Extracting features is a vital step which eliminates redundancies from data. Accuracy of the classification can be improved by considering the most relevant features [17]. Features selected should be efficient enough to classify even among characters or symbols with close similarity. They must have different values for different classes and similar values for identical classes.

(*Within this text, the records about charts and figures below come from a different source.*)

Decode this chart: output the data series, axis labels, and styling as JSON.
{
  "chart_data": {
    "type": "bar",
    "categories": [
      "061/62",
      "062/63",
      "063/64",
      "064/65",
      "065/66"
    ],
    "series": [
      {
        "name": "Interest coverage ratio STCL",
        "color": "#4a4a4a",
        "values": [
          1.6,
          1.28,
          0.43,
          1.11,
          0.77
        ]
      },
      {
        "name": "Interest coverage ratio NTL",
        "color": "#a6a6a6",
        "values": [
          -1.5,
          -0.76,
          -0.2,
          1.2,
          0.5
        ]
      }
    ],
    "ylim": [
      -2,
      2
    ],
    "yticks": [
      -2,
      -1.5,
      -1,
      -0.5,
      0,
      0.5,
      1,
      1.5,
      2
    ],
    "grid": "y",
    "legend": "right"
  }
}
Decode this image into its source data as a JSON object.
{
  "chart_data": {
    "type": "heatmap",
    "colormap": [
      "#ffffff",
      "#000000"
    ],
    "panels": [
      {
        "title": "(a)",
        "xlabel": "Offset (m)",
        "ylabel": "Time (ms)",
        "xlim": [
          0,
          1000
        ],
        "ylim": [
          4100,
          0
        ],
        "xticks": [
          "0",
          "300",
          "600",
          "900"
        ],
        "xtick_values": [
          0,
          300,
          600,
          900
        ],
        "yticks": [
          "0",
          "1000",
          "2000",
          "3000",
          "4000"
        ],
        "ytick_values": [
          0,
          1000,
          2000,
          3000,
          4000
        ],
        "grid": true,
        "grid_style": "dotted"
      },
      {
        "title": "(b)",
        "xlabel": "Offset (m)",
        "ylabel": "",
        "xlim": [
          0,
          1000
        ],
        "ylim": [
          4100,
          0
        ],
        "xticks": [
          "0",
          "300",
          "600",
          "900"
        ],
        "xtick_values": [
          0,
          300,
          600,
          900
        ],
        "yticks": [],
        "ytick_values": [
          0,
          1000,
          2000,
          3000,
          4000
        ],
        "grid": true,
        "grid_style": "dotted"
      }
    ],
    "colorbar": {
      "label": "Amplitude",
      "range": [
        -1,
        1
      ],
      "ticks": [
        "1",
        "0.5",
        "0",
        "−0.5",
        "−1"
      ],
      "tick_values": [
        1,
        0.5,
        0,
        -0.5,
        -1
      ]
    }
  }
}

3.3 Classification and Text Recognition

Here, we implement CNN, RNN, pytesseract, Keras-OCR, EasyOCR on scanned image of handwritten text to recognize the embedded text in image and extract recognized text (Figs. 2, 3, 4, 5 and 6).

Fig. 2
A photograph exhibits a handwritten note. It reads the following text on it. a, b, c, 1, 2, 3, tesseract, O C R with each character being highlighted. It also presents a scale in vertical and horizontal axes.

OCR using CNN

Fig. 3
A set of 6 photographs of handwritten texts arranged in 2 columns. The left column reads the text large, fort, and that from top to bottom. The right column reads the text the, turn, and labor from top to bottom. Each photo contains a scale in vertical and horizontal axes.

OCR using RNN

Fig. 4
Three Photographs of handwritten notes. The first one reads a b c, Tesseract O C R. The second one reads how are you. The third one reads hello world. Each photo contains a scale in vertical and horizontal axes.

OCR using pytesseract

Fig. 5
Three Photographs of handwritten notes. The first one reads a b c, Tesseract O C R. The second one reads how are you. The third one reads hello world. Each photo highlights the written text with rectangular boxes.

OCR using EasyOCR

Fig. 6
Three Photographs of handwritten notes. The first one reads because be doing. The second one reads a b c 1 2 3, tesseract O C R. The third one reads how are you. Each photo highlights the written text with rectangular boxes and indicates the typed version of the text.

OCR using Keras-OCR

4 Conclusion

We studied OCR using various techniques in this paper. OCR is divided into three major steps: preprocessing, feature extraction, and classification and text recognition. Here, in the classification step, we apply different techniques to classify the characters or text embedded in an image. The merits of the application of OCR include searchability, editability, accessibility, storability, translatability, etc. OCR has several applications: number plate recognition to prevent vehicle theft, in Captcha programs to reduce hacking risks, data entry process of various business documents, for passport recognition and extraction of traveler information in airports, data entry for patient treatment summary in hospitals, etc. CNN and RNN are more time-consuming techniques as compared to pytesseract, Keras-OCR, and EasyOCR. As the results show that CNN and EasyOCR give the least accuracy among others, Keras-OCR works better than pytesseract, EasyOCR, and CNN. RNN is the best suitable technique in case of text recognition as it works well in the deformed style of writing the characters. However, accuracy of CNN can be enhanced by using larger datasets. In case of usage of predefined libraries and datasets, pytesseract performs better than EasyOCR for handwritten images and images of high resolution. While EasyOCR perform well in case of images with organized text, RNN and Keras-OCR works better in case of unorganized and multi-font or style of text embedded in images.